This MSCA project aimed at revealing the function of primary cilia during cardiovascular development and cardiovascular diseases, through an imaging approach based on expansion light microscopy.
Nearly every cell in the human body exhibits one or multiple cilia for which functions may vary depending on tissue specificity and developmental stage. Primary cilia (PC), defined as a single microtubule-based protrusion per cell, have been identified in vertebrates and are described as cellular antennae. Defects in PC are responsible for a disease group referred to as ciliopathies, affecting 1 in 1000 people, displaying a large spectrum of symptoms ranging from neurodevelopmental abnormalities to cardiovascular defects, polycystic kidneys, obesity, etc. However, while cilia composition seems to be conserved among cell types, it is unclear why ciliopathies affect specific tissues and not others.
Cardiovascular defects are common in patients diagnosed with ciliopathies. Genetic approaches used to study congenital heart diseases (CHDs) have highlighted a strong implication of genes coding for ciliary proteins, suggesting an important role for this organelle during cardiovascular development. Still, the role of PC in cardiovascular development is understudied and poorly understood. Essential for ciliogenesis, Dzip1 has recently been identified as a key gene leading to CHD in humans when mutated. To date, ciliary and DZIP1 functions in cardiovascular development are unknown.

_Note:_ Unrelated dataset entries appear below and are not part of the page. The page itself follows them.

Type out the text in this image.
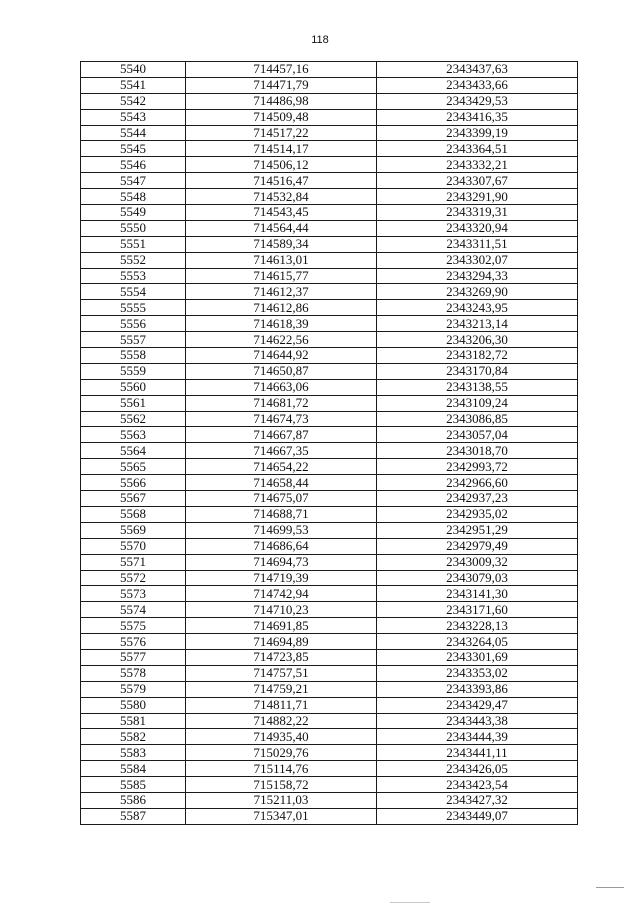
118
5540	714457,16	2343437,63
5541	714471,79	2343433,66
5542	714486,98	2343429,53
5543	714509,48	2343416,35
5544	714517,22	2343399,19
5545	714514,17	2343364,51
5546	714506,12	2343332,21
5547	714516,47	2343307,67
5548	714532,84	2343291,90
5549	714543,45	2343319,31
5550	714564,44	2343320,94
5551	714589,34	2343311,51
5552	714613,01	2343302,07
5553	714615,77	2343294,33
5554	714612,37	2343269,90
5555	714612,86	2343243,95
5556	714618,39	2343213,14
5557	714622,56	2343206,30
5558	714644,92	2343182,72
5559	714650,87	2343170,84
5560	714663,06	2343138,55
5561	714681,72	2343109,24
5562	714674,73	2343086,85
5563	714667,87	2343057,04
5564	714667,35	2343018,70
5565	714654,22	2342993,72
5566	714658,44	2342966,60
5567	714675,07	2342937,23
5568	714688,71	2342935,02
5569	714699,53	2342951,29
5570	714686,64	2342979,49
5571	714694,73	2343009,32
5572	714719,39	2343079,03
5573	714742,94	2343141,30
5574	714710,23	2343171,60
5575	714691,85	2343228,13
5576	714694,89	2343264,05
5577	714723,85	2343301,69
5578	714757,51	2343353,02
5579	714759,21	2343393,86
5580	714811,71	2343429,47
5581	714882,22	2343443,38
5582	714935,40	2343444,39
5583	715029,76	2343441,11
5584	715114,76	2343426,05
5585	715158,72	2343423,54
5586	715211,03	2343427,32
5587	715347,01	2343449,07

We aimed to understand how cilia assembly, maintenance, and disassembly are correlated with essential regulatory functions during cardiogenesis. To reach a comprehensive description of ciliary implication in CHDs, we aimed to study ciliary features upon cardiac remodeling in a quantitative manner with nanometric resolution. Specifically, our objectives were:
- to use the previously developed U-ExM method in cultured cells and establish a precise molecular mapping of the CHD-related protein DZIP1 to reveal its structural function in cilium assembly and disassembly.
- to establish U-ExM in zebrafish and characterize PC remodeling upon cardiac maturation.
- to investigate to which extent cilia are blunted, stunted, or erased specifically in the heart of Dzip1 mutants.
While we rapidly chose to move from cultured human cells to develop tissue ultrastructure expansion microscopy (TissUExM) in whole zebrafish embryos, we extended the scope of this MSCA to additional models: Drosophila melanogaster wing discs and whole mouse embryos, in collaboration with the Mao’s and Norris’s labs (UK). This resulted in two first-author publications (Steib et al, Cell Rep Methods 2022; Steib et al, STAR Protocol 2023), and this work was acknowledged by cilia experts through the award for best talk for the Fellow at the 2022 EMBO Cilia Meeting.
In the meantime, we also set up a collaboration with the Roy Lab (Singapore), the leading expert of Dzip1 studies in zebrafish embryos. Current and future work consists in applying TissUExM and live imaging expertise from the Vermot Lab to different Dzip1 mutants, to provide a comprehensive structural and functional description of Dzip1 in zebrafish valve development and maturation.